Wer nach schweren Gewalttaten reflexartig behauptet, Ideologien, Motive oder Hintergründe hätten „nichts damit zu tun“, verweigert sich oft weniger der Realität als der unbequemen Debatte. Nicht, weil Differenzierung falsch wäre, sondern weil sie zunehmend durch Sprachregelungen und moralische Routinen ersetzt wird.
Menschen nehmen die Welt nicht so wahr, wie sie ist, sondern so, wie ihre eigenen Prägungen es nahelegen. Wer in stabilen, sicheren Gesellschaften aufgewachsen ist, tut sich verständlicherweise schwer, sich Lebensrealitäten vorzustellen, in denen Gewalt, Clanstrukturen, religiöser Zwang oder politische Radikalisierung alltäglich sind. Umgekehrt ist es ebenso naiv zu glauben, dass solche Prägungen sich allein durch einen Ortswechsel automatisch auflösen.

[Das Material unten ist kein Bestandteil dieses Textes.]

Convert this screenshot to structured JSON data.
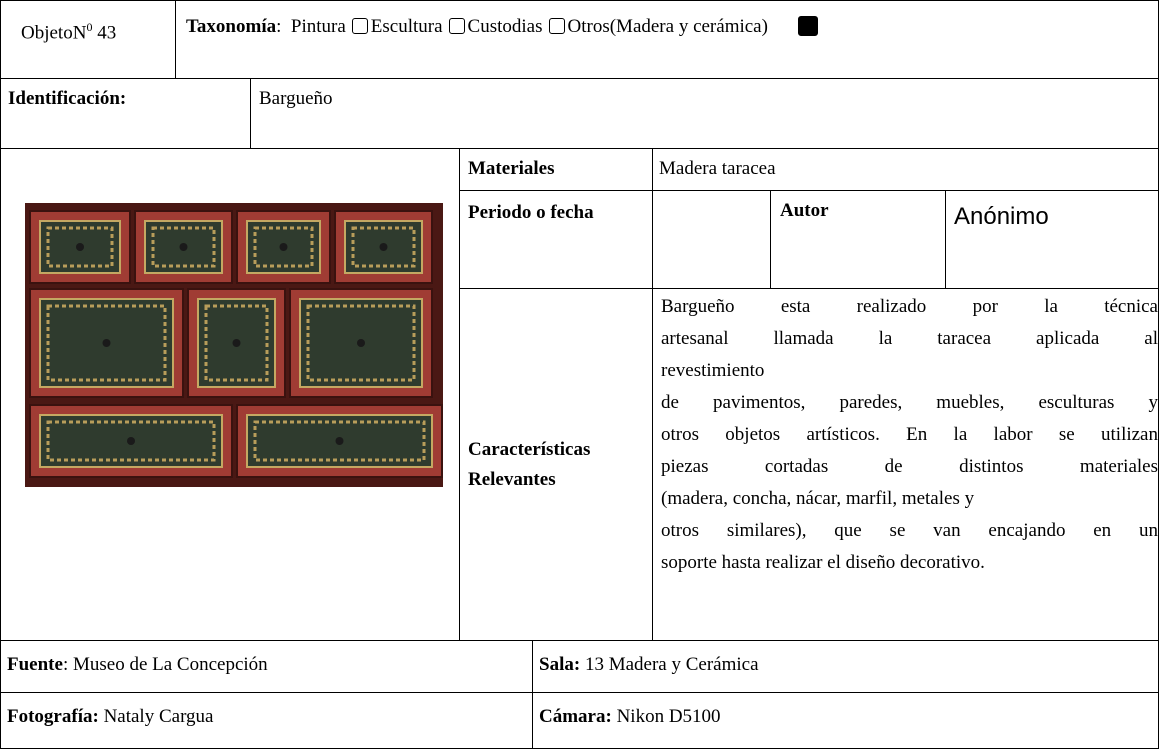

Auffällig ist vor allem der mediale Umgang mit Gewalt: Je nach Täter, Motiv oder Kontext werden Ereignisse entweder maximal politisiert oder maximal entpolitisiert. Mal heißt es, man dürfe „nichts verallgemeinern“, mal werden aus Einzelfällen sofort gesellschaftliche Großdiagnosen abgeleitet. Diese Asymmetrie in der Bewertung erzeugt keine Aufklärung, sondern Misstrauen.
Hinzu kommt eine Sprache, die Realität oft eher verschleiert als erklärt. Wenn Taten systematisch entkontextualisiert werden, Motive in den Hintergrund rücken und die Beschreibung auf technische Details reduziert wird („ein Fahrzeug“, „ein Vorfall“, „eine Tat ohne politischen Hintergrund“), dann wird nicht beruhigt – dann wird Deutung vermieden.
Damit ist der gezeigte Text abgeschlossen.